Emmanuel Carrre Emmanuel Carrère – Crédit photo : John FOLEY/Opale

Il est de ces livres qui vous laissent pantois, qui vous hantent au point que vous pensez à certains de leurs passages plusieurs mois encore après les avoir lus. Il est de ces livres qui feront partie sans aucun doute des dix livres qui vous auront marqués « au fer rouge » et que vous offrirez et offrirez encore à des amis chers. Il est de ces livres que vous avez choisis, vous ne savez pas pourquoi, sûrement pas par hasard car le hasard n’existe pas. Il est de ces livres qui auront changé votre vie, vous en êtes certains.
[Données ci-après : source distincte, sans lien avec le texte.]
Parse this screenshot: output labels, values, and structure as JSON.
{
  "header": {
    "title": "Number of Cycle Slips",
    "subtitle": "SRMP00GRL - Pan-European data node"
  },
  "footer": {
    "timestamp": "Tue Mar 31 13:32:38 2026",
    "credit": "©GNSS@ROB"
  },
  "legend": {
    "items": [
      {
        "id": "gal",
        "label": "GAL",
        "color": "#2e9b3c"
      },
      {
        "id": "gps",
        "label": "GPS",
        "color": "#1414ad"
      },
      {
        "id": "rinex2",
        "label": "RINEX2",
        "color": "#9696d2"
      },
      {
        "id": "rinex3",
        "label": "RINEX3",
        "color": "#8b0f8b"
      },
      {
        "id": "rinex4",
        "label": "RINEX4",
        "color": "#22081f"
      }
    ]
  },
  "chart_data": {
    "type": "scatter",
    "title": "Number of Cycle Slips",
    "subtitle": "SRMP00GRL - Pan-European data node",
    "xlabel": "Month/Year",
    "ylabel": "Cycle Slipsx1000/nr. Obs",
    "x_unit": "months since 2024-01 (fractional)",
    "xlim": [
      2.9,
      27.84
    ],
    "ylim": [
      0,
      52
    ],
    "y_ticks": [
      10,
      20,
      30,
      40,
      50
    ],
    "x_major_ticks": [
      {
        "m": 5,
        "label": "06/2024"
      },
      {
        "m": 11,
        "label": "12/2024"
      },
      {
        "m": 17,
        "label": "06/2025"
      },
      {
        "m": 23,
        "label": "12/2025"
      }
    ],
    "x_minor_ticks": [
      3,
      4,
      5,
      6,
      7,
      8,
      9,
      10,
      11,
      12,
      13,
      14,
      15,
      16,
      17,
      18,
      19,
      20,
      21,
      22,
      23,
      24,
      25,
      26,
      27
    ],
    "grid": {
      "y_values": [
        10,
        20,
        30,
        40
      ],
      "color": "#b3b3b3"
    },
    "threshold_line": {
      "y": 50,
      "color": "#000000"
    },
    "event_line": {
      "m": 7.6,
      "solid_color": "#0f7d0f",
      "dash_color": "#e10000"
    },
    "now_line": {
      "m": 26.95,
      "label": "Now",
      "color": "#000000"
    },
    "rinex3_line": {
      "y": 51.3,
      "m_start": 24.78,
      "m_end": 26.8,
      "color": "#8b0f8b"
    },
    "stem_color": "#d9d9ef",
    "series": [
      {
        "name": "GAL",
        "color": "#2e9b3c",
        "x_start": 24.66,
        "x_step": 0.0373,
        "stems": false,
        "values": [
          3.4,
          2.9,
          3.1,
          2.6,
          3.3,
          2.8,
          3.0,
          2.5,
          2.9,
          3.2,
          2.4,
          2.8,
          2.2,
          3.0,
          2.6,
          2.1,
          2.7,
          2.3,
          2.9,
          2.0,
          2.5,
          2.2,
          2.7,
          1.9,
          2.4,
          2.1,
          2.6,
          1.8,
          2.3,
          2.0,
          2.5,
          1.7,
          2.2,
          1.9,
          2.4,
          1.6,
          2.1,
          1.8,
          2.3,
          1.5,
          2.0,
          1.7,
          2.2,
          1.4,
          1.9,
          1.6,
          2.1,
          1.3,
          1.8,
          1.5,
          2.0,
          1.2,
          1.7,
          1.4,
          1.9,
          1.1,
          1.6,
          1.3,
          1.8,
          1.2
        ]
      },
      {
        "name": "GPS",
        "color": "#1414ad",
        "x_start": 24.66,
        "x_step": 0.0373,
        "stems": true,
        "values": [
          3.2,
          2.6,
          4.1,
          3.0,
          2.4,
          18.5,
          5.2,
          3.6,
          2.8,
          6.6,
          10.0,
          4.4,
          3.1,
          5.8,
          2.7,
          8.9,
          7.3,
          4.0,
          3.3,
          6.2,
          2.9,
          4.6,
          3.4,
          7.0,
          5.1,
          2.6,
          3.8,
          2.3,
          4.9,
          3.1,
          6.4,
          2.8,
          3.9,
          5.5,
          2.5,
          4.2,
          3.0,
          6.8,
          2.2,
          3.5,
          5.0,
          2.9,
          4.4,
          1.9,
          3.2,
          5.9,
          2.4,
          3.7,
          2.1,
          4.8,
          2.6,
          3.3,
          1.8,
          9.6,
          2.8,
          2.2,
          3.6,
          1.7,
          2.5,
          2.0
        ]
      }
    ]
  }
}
La lecture du récit d’Emmanuel Carrère, d’autres vies que la mienne, vient de me procurer une émotion particulièrement intense. L’histoire débute au Sri Lanka en 2004, où l’écrivain passe des vacances avec sa compagne Hélène. Puis le Tsunami ravage l’île et emporte Juliette, la petite fille d’un couple rencontré quelques jours auparavant. De retour à Paris, une autre Juliette, la soeur d’Hélène meurt d’un cancer. Cette soeur si douce, mère de famille, laisse un mari désemparé, un ami (juge de profession comme elle) et deux petites filles.
Quelqu’un souffle alors à Emmanuel Carrère, l’idée d’écrire un livre sur ces vies, celles de Juliette, de Patrice, d’Etienne, de Diane, d’Emilie ou encore de Clara. Le récit d’une amitié entre deux juges, Etienne et Juliette, victimes d’une maladie qui les a laissés boiteux tous les deux, le récit d’un mari qui assiste à l’agonie de sa femme et qui prépare ses trois filles au départ de leur maman, le récit de personnes endeuillées… L’auteur souligne bien qu’il est surtout question d’amour et que tout est vrai dans ce roman. Oui Emmanuel Carrère écrit les autres avec beaucoup de pudeur et une extrême justesse. Ce livre est d’une incommensurable beauté et d’une incroyable sérénité. Je vous assure que c’est ce que vous ressentirez lorsque vous en achèverez sa lecture, l’impression d’avoir frôlé la sérénité.